We see a precedent for this with cell phones. Have you ever noticed that families who have a total no-technology policy are the same families who, once they decide to let their teenager get a smartphone, eventually let them operate with no restrictions or purely minimal monitoring? This might seem like a paradox, but it makes sense when we understand that both naïve technological optimism and uncritical rejection (i.e. AI is satanic) are two sides of the same coin. The alternative to both is critical engagement. And that means getting our hands dirty with the nitty gritty of information literacy instruction.
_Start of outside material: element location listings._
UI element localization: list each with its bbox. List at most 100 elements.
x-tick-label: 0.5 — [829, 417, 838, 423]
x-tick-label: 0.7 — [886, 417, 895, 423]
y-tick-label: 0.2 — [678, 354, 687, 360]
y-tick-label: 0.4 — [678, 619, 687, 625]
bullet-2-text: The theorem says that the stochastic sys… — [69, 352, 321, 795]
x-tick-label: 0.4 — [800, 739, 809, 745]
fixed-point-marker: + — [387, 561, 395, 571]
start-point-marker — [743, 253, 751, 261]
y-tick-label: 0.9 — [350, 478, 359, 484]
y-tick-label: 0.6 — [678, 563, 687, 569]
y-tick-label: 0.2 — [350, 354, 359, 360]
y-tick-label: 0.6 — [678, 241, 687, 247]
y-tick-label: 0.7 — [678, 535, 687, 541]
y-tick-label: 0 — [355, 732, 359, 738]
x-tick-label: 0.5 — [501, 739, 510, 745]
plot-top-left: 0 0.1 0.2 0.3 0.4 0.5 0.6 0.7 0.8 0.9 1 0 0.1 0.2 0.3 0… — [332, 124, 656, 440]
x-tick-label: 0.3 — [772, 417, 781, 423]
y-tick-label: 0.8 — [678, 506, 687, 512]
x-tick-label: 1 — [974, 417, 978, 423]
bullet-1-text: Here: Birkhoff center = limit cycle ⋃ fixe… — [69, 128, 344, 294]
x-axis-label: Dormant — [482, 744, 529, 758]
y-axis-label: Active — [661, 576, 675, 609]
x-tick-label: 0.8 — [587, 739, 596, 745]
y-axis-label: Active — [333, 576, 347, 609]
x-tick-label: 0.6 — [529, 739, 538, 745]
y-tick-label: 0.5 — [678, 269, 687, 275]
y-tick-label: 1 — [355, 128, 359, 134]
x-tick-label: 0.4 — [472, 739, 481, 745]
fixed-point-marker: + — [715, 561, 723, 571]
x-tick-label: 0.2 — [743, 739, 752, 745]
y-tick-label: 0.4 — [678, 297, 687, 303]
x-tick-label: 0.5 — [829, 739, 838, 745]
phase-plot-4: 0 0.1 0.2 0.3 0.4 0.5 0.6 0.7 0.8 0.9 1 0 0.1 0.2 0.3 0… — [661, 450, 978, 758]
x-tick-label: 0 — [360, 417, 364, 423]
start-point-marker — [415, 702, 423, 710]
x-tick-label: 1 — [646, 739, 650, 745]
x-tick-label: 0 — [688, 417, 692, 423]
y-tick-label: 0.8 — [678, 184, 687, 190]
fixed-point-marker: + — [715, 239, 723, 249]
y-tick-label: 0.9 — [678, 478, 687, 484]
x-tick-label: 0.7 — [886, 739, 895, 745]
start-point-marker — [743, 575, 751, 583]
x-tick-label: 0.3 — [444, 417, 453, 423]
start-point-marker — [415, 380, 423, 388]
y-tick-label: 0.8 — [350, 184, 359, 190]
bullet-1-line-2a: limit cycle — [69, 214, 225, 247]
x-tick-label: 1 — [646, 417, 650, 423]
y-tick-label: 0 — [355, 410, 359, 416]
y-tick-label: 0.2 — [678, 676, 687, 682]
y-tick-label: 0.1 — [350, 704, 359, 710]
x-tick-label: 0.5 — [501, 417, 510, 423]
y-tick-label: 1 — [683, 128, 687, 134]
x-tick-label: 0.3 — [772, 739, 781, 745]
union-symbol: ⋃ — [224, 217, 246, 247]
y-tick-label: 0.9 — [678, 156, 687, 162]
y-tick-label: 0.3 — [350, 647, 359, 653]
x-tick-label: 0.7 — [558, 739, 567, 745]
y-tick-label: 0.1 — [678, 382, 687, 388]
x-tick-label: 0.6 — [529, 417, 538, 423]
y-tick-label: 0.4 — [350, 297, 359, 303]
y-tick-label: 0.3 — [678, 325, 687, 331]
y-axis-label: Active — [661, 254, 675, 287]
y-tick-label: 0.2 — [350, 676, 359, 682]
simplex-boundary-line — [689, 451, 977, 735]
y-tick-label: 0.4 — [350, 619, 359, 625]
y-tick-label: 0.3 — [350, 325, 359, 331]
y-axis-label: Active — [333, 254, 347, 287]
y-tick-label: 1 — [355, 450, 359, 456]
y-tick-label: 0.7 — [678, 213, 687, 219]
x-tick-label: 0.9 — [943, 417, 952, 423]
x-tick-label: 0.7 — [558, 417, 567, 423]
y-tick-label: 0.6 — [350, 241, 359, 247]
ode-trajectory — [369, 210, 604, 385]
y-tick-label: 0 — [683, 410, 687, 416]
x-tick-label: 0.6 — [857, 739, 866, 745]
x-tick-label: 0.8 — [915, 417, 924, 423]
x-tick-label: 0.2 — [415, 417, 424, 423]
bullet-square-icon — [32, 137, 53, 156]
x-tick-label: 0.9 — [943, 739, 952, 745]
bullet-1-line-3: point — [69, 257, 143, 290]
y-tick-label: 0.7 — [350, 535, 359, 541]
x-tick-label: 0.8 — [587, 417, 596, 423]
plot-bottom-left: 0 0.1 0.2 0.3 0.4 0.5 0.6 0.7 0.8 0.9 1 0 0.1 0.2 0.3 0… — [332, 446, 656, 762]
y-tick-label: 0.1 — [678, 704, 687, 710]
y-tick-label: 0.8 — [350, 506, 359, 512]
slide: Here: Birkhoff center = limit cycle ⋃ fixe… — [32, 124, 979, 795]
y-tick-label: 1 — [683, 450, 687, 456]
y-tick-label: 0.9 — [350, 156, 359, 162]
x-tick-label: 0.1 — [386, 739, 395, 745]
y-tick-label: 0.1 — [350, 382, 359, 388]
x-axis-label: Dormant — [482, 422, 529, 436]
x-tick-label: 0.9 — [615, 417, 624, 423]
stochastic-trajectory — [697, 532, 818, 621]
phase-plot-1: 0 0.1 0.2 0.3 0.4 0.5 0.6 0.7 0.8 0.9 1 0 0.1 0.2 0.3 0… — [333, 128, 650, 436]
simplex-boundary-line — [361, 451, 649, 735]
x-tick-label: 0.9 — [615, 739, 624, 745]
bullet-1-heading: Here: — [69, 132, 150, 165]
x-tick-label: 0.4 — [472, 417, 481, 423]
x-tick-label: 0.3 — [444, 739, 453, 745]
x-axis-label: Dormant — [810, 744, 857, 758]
Critical engagement of the sort I am recommending is hard. It means forestalling our tendency to think we know everything about the implications of a technology without first doing the serious work of research, analysis, and synthesis. It means developing a tolerance for complexity even when simplistic answers seem more emotionally satisfying. It means not dismissing out of hand the things we don’t understand. And above all, it means turning from a black and white approach to asking the more difficult philosophical questions about how a given technology may change our way of understanding the world and ourselves.

That type of engagement takes courage because it involves confronting and engaging with the things we don’t understand when it is easier to take a dismissive approach. As the Wizard of Oz told Dorothy, the Scarecrow, the Tin Man, and the Lion, “You’re running away from something you don’t understand, and just as surely as you run away from it, you run into something else just as bad.”